If one could just tell her not to be so silly!"
Not only had Purdy never once looked near Amelia--for the most part he
had sat rather mum-chance, half-way in and out of a French window, even
Zara's attempts to enliven him falling flat--but, during an extra loud
performance, Tilly had confided to Mary the family's plans for their
spinster relative. And: "The poor little woman!" thought Mary again as
she listened. For, after having been tied for years to the sick bed of a
querulous mother; after braving the long sea-voyage, which for such a
timid soul was full of ambushes and terrors, Miss Amelia had reached her
journey's end only to find both father and brother comfortably wived,
and with no use for her.

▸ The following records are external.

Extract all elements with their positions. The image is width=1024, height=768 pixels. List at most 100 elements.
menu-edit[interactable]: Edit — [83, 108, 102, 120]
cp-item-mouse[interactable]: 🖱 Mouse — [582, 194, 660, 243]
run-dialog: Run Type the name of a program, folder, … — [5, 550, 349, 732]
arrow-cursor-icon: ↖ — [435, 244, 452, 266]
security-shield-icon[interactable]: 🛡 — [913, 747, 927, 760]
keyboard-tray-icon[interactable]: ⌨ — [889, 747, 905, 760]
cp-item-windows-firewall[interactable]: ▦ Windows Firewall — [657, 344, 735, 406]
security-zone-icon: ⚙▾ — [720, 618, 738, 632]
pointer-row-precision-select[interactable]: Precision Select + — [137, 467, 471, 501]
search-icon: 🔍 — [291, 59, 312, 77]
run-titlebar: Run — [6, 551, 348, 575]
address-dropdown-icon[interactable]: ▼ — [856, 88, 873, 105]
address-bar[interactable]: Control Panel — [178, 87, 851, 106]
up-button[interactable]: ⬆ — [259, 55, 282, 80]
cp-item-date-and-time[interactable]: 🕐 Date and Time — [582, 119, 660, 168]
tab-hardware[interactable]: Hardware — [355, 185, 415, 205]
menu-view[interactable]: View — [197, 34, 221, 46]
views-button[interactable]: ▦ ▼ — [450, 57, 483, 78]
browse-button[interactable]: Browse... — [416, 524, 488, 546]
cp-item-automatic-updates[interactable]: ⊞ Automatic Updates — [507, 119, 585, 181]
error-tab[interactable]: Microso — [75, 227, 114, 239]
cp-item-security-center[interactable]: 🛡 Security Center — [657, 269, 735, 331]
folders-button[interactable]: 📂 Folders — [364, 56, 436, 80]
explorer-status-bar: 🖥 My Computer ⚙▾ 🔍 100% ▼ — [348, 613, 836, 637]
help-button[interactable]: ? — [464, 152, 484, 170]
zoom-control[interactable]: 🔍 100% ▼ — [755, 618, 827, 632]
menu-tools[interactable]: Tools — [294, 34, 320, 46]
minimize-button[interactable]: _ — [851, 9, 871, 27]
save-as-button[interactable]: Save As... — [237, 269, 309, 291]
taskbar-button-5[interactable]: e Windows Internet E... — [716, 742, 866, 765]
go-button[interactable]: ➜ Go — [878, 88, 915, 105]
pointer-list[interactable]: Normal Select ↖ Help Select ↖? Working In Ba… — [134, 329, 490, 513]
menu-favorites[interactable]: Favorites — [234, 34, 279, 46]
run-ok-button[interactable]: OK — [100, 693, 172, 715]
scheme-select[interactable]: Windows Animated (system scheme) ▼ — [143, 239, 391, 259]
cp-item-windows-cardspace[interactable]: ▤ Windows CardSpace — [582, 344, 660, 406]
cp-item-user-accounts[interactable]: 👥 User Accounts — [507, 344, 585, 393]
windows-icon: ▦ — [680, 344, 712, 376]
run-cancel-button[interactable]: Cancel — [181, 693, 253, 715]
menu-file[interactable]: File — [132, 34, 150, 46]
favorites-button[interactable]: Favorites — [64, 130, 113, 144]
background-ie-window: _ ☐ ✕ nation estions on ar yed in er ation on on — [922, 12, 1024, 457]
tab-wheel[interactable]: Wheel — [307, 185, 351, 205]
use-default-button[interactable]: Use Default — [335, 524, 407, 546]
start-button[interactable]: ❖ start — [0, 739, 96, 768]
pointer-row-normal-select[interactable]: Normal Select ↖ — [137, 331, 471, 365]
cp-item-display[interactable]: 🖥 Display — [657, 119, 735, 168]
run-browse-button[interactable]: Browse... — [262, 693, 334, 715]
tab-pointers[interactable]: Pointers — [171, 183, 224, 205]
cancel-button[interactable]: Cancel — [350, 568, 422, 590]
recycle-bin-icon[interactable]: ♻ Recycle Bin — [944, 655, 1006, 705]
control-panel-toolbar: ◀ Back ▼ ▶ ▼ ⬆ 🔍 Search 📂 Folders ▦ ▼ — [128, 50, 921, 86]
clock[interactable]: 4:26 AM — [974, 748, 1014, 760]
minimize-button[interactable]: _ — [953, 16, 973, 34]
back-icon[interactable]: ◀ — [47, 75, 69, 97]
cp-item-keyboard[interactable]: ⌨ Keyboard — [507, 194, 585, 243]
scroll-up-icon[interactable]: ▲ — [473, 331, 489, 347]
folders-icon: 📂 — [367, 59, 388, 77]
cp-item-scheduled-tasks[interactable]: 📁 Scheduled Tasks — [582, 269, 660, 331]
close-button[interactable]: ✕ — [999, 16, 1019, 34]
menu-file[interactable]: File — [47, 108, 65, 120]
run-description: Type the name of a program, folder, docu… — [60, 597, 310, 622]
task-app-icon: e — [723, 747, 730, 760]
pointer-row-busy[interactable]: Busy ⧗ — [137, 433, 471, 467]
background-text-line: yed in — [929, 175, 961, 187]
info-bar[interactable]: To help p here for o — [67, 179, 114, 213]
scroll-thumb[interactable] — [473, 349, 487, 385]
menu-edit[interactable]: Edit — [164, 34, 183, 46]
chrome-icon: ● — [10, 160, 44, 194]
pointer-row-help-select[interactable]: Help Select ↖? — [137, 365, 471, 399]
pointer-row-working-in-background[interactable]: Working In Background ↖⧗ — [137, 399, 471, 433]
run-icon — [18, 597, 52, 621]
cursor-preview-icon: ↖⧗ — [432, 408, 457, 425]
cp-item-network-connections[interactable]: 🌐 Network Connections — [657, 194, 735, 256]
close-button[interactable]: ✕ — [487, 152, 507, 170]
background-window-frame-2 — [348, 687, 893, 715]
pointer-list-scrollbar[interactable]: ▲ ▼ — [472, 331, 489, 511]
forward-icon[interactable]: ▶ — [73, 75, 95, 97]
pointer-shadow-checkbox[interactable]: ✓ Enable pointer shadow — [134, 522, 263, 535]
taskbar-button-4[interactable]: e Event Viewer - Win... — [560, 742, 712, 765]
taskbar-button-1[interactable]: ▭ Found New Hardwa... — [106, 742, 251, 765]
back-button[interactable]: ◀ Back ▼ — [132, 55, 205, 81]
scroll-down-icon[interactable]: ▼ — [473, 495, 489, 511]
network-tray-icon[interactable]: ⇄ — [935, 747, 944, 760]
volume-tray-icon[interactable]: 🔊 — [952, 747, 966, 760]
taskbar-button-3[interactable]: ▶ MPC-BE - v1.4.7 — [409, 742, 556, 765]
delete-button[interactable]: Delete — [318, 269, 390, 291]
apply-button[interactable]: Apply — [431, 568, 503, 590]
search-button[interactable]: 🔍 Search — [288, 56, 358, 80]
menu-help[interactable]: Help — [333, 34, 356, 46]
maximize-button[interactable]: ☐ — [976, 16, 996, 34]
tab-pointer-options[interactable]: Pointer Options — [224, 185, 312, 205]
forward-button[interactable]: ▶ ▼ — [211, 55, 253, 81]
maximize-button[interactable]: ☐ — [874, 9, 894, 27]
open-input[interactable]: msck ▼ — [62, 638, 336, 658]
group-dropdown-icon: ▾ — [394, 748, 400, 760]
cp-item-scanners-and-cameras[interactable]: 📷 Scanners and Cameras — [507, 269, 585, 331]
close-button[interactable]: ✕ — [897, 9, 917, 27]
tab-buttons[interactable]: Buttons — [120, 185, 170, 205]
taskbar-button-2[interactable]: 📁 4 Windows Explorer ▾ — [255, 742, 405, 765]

Neither of them wanted her. She had been given
house-room first by her father, then by the Henrys, and once more had
had to go back to the paternal roof.
"It was nothing for Mossieu Henry in the long run," was his stepmother's
comment. But she laughed good-humouredly as she said it; for, his first
wrath at her intrusion over, Henry had more or less become her friend;
and now maintained that it was not a bad thing for his old father to
have a sensible, managing woman behind him. Tilly had developed in many
ways since her marriage; and Henry and she mutually respected each
other's practical qualities.
The upshot of the affair was, she now told Mary, that Miss Amelia's male
relatives had subscribed a dowry for her. "It was me that insisted Henry
should pay his share--him getting all the money 'e did with Agnes.